Cuba Sanctions fall under the control of the Office of Foreign Asset Control. OFAC is a sub-unit of the Office of Terrorism and Intelligence Analysis, which falls within this organizational structure.
OFAC enforces at least seven other Sanction Programs, including against against Iran and Iraq, terrorism, narcotics, and others.
The Cuba Sanctions are the particular focus of this posting.
What are the sanctions?
Well, apparently, there are enough of them and enough to say about them to fill a book.
It isn't a big book, only 21 pages, but dense and written in legalese that make it difficult to discern what may or may not be done by a traveler. Because it is dense, and because it imposes requirements on an American citizen that don't exist for any other country, as far as I know. With my U.S. Passport, I'm able to book a flight to any county in the world -- except Cuba. To get to Cuba, I have to fill out a five page form to obtain a License that might or might not be approved. The license restricts me from doing certain things that I might want to do. It requires that I do things that I might not want to do, such as travel with a defined group or stay in an approved place.

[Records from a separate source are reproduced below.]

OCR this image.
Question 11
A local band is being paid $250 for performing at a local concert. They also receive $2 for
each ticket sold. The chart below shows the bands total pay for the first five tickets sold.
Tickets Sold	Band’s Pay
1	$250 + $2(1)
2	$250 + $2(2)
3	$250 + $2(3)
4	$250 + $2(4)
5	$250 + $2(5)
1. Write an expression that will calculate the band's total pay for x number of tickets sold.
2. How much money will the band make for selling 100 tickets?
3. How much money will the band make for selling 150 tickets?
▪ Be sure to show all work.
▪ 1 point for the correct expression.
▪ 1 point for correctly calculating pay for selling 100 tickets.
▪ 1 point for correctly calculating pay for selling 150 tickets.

Mind you, these aren't restrictions or licenses required by the Cuban government, they are required by MY government, and they aren't imposed on me for travel to any other country, and they aren't imposed on citizens of any other country but the United States. Land of the Free? Pah!
Here's an overview:
The Cuban Assets Control Regulations, 31 CFR Part 515 (the “Regulations”), were issued by the U.S. Government on July 8, 1963, under the Trading With the Enemy Act in response to certain hostile actions by the Cuban Government. They apply to all persons (individuals and entities) subject to U.S. jurisdiction – including all U.S. citizens and permanent residents wherever located, all persons in the United States, and all branches and subsidiaries of U.S. organizations throughout the world – as well as all persons engaging in transactions that involve property in or otherwise subject to the jurisdiction of the United States. The Regulations are administered by Department of the Treasury’s Office of Foreign Assets Control (“OFAC”). Criminal penalties violating the Regulations range up to 10 years in prison, $1,000,000 in corporate fines, and $250,000 in individual fines. Civil penalties up to $65,000 per violation may also be imposed. The Regulations require those dealing with Cuba (including traveling to Cuba) to maintain records for five years and, upon request from OFAC, to furnish information regarding such dealings.General and specific licenses are available to engage in certain transactions that are otherwise prohibited by the Regulations. A “general license” authorizes a particular type of transaction without the need for an application to, or further permission from, OFAC. A “specific license” authorizes specific transactions, and is issued to a specific person or persons, usually in response to an application. Types of specific licenses that OFAC frequently issues are set forth in the Regulations as statements of licensing policy.
We'll delve into this more as time goes on.
Meanwhile, "This Year in Cuba" will be our watchword here at 90MilesToKeyWest.